JR西は25日午後、近畿統括本部の三津野隆宏本部長らが記者会見し、「多数のお客さまに多大なご迷惑をおかけし、深くおわび申し上げる」と謝罪した。立ち往生の原因は、レールを切り替える分岐器のうち、京都駅など京都府内の3駅にある20台以上が動かなくなったためと説明した。雪が挟まったり、凍結したりしたことが理由という。

 降雪が10センチ以上と見込まれる場合、各分岐器で雪を熱で溶かす設備を稼働させるが、24日は8センチの予想だったのでこの作業をしていなかった。実際には15センチの雪が積もっていた。

 乗客の閉じ込めは、列車によって1時間40分~10時間に上った。三津野本部長は「安全のため、線路ではなく最寄り駅に降ろそうとした。分岐器を復旧させて列車を動かすことを優先したが、時間がかかってしまった。対応が適切だったか検証したい」と話した。今回の問題で、JR西は国土交通省から再発防止に必要な措置を講じるよう指導を受けたという。

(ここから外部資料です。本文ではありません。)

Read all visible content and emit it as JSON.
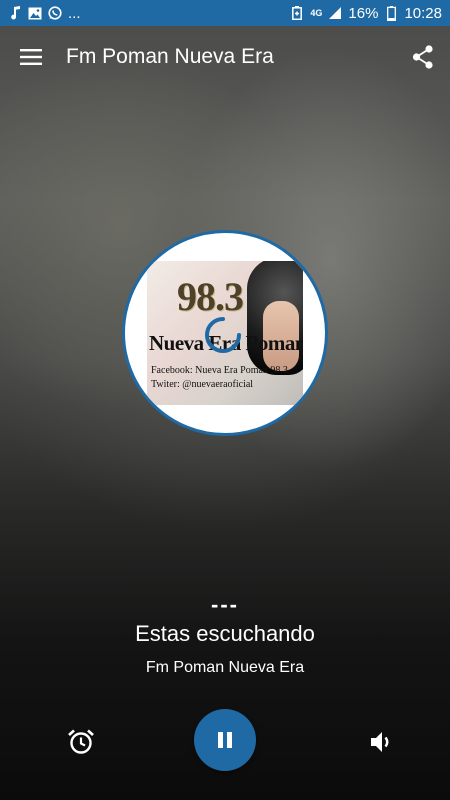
{
  "status_bar": {
    "overflow_indicator": "...",
    "network_type": "4G",
    "battery": "16%",
    "time": "10:28",
    "icons": [
      "music-note-icon",
      "image-icon",
      "whatsapp-icon",
      "battery-saver-icon",
      "signal-icon",
      "battery-icon"
    ]
  },
  "app_bar": {
    "title": "Fm Poman Nueva Era",
    "menu_icon": "hamburger-menu-icon",
    "share_icon": "share-icon"
  },
  "cover": {
    "frequency": "98.3",
    "name": "Nueva Era Poman",
    "facebook": "Facebook: Nueva Era Poman 98.3",
    "twitter": "Twiter: @nuevaeraoficial",
    "loading_icon": "loading-spinner-icon"
  },
  "now_playing": {
    "track": "---",
    "status": "Estas escuchando",
    "station": "Fm Poman Nueva Era"
  },
  "controls": {
    "alarm_icon": "alarm-clock-icon",
    "play_pause_icon": "pause-icon",
    "volume_icon": "volume-icon"
  },
  "colors": {
    "accent": "#1f6aa5",
    "text": "#ffffff"
  }
}
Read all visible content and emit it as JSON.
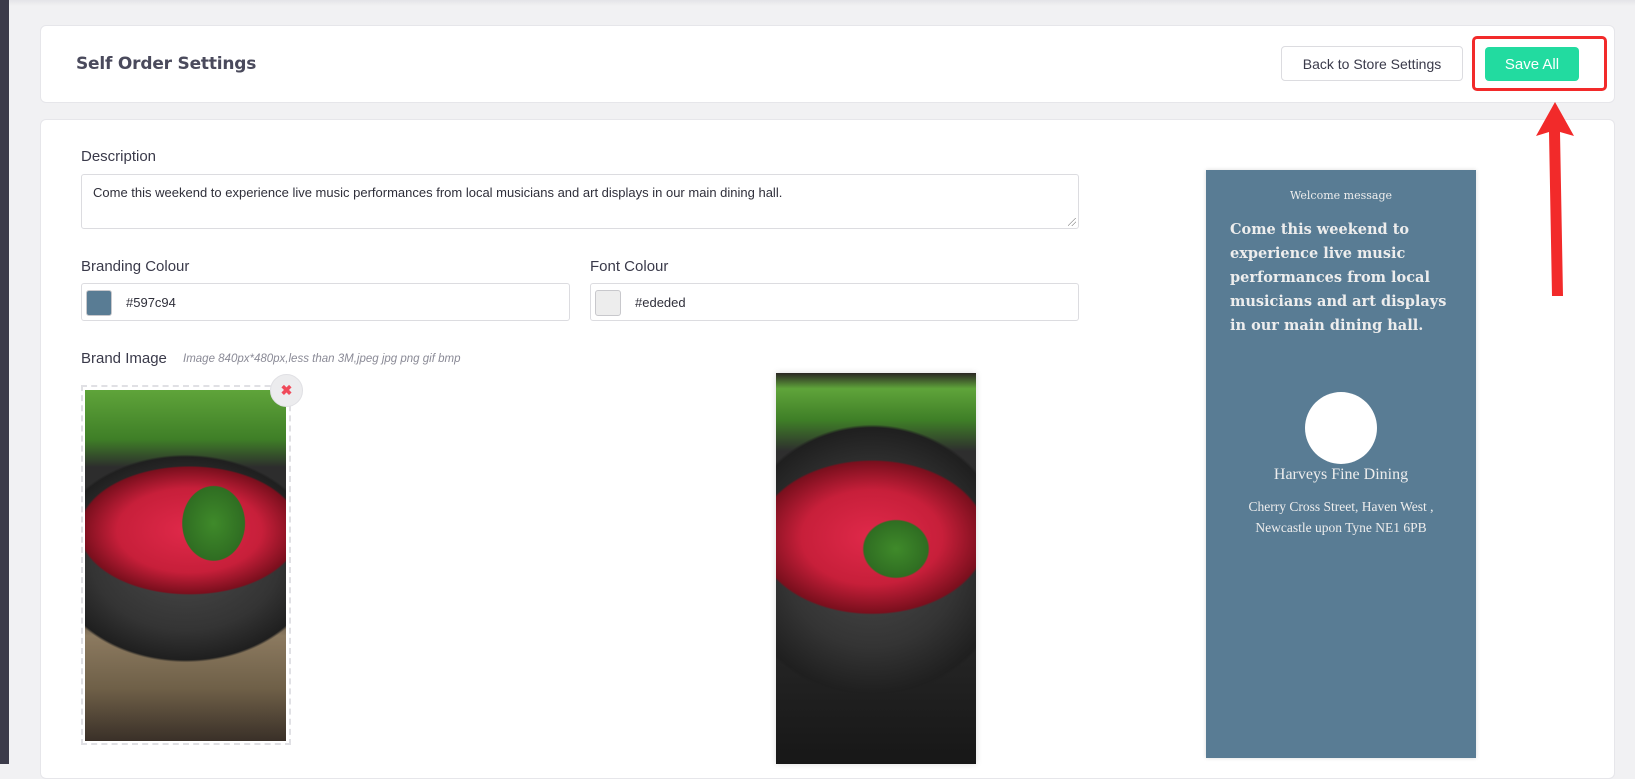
{
  "header": {
    "title": "Self Order Settings",
    "back_label": "Back to Store Settings",
    "save_label": "Save All"
  },
  "form": {
    "description_label": "Description",
    "description_value": "Come this weekend to experience live music performances from local musicians and art displays in our main dining hall.",
    "branding_colour_label": "Branding Colour",
    "branding_colour_value": "#597c94",
    "font_colour_label": "Font Colour",
    "font_colour_value": "#ededed",
    "brand_image_label": "Brand Image",
    "brand_image_hint": "Image 840px*480px,less than 3M,jpeg jpg png gif bmp"
  },
  "preview": {
    "welcome_label": "Welcome message",
    "description": "Come this weekend to experience live music performances from local musicians and art displays in our main dining hall.",
    "store_name": "Harveys Fine Dining",
    "store_address": "Cherry Cross Street, Haven West ,\nNewcastle upon Tyne    NE1 6PB",
    "background_color": "#597c94",
    "text_color": "#ededed"
  },
  "colors": {
    "accent": "#22dba0",
    "highlight": "#f22a2a"
  },
  "icons": {
    "remove": "close-icon",
    "annotation": "arrow-up-icon"
  }
}
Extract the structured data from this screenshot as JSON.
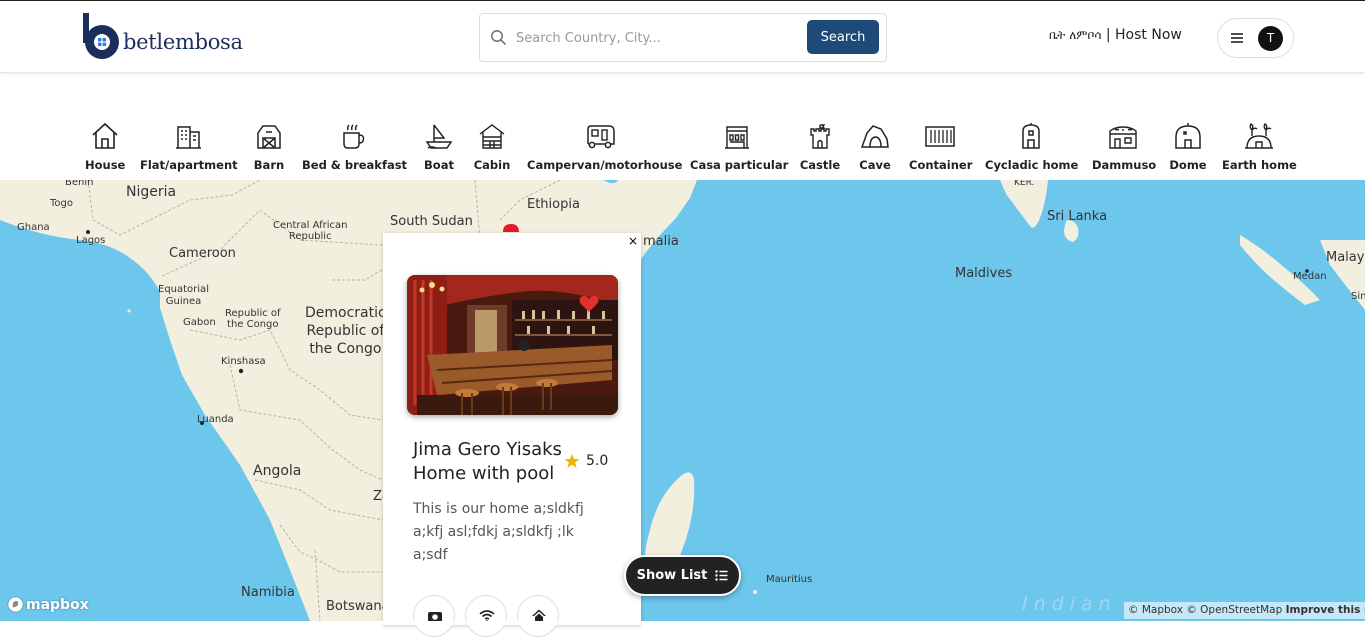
{
  "header": {
    "logo_text": "betlembosa",
    "search": {
      "placeholder": "Search Country, City...",
      "button_label": "Search"
    },
    "host_amharic": "ቤት ለምቦሳ",
    "host_separator": "|",
    "host_label": "Host Now",
    "avatar_initial": "T"
  },
  "categories": [
    {
      "label": "House",
      "icon": "house-icon"
    },
    {
      "label": "Flat/apartment",
      "icon": "building-icon"
    },
    {
      "label": "Barn",
      "icon": "barn-icon"
    },
    {
      "label": "Bed & breakfast",
      "icon": "coffee-cup-icon"
    },
    {
      "label": "Boat",
      "icon": "boat-icon"
    },
    {
      "label": "Cabin",
      "icon": "cabin-icon"
    },
    {
      "label": "Campervan/motorhouse",
      "icon": "campervan-icon"
    },
    {
      "label": "Casa particular",
      "icon": "casa-icon"
    },
    {
      "label": "Castle",
      "icon": "castle-icon"
    },
    {
      "label": "Cave",
      "icon": "cave-icon"
    },
    {
      "label": "Container",
      "icon": "container-icon"
    },
    {
      "label": "Cycladic home",
      "icon": "cycladic-icon"
    },
    {
      "label": "Dammuso",
      "icon": "dammuso-icon"
    },
    {
      "label": "Dome",
      "icon": "dome-icon"
    },
    {
      "label": "Earth home",
      "icon": "earth-home-icon"
    }
  ],
  "map": {
    "labels": {
      "benin": "Benin",
      "nigeria": "Nigeria",
      "togo": "Togo",
      "ghana": "Ghana",
      "lagos": "Lagos",
      "cameroon": "Cameroon",
      "car": "Central African\nRepublic",
      "south_sudan": "South Sudan",
      "ethiopia": "Ethiopia",
      "somalia": "malia",
      "eq_guinea": "Equatorial\nGuinea",
      "gabon": "Gabon",
      "roc": "Republic of\nthe Congo",
      "drc": "Democratic\nRepublic of\nthe Congo",
      "kinshasa": "Kinshasa",
      "luanda": "Luanda",
      "angola": "Angola",
      "zambia": "Za",
      "namibia": "Namibia",
      "botswana": "Botswana",
      "mauritius": "Mauritius",
      "indian": "Indian",
      "sri_lanka": "Sri Lanka",
      "maldives": "Maldives",
      "ker": "KER.",
      "medan": "Medan",
      "malay": "Malay",
      "sin": "Sin"
    },
    "brand": "mapbox",
    "attribution": "© Mapbox © OpenStreetMap",
    "improve": "Improve this map"
  },
  "popup": {
    "close": "×",
    "title": "Jima Gero Yisaks Home with pool",
    "rating": "5.0",
    "description": "This is our home a;sldkfj a;kfj asl;fdkj a;sldkfj ;lk a;sdf",
    "amenities": [
      "camera-icon",
      "wifi-icon",
      "home-icon"
    ]
  },
  "show_list_label": "Show List",
  "colors": {
    "water": "#6dc6ec",
    "land": "#f3efdf",
    "brand": "#1a2f5c",
    "search_button": "#1e4a7a",
    "star": "#f5b301",
    "heart": "#e0322b"
  }
}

 JR西の主要路線では25日も終日ダイヤが乱れたが、26日は近畿では始発から通常運転(一部特急を除く)する。大阪市の松井一郎市長は「どこまで予測できるか難しいところだが、自然災害の運行措置は早め早めに判断して広報してもらいたい」と苦言を呈した。

 鉄道の安全に詳しい関西大の安部誠治教授(交通政策論)は「融雪設備を動かす基準がある以上、稼働させなかった判断は責められない。ただ、基準を引き下げるなど見直しも検討する必要がある」と指摘した。乗客が長時間閉じ込められたことについては「夜間に線路上で乗客の移動をさせるのは危険で、最寄り駅に降ろそうとした対応は理解できる」としつつ、「最大で10時間も閉じ込められたのは問題だ。今回のケースを教訓に避難誘導のタイミングを見直すべきだ」と話した。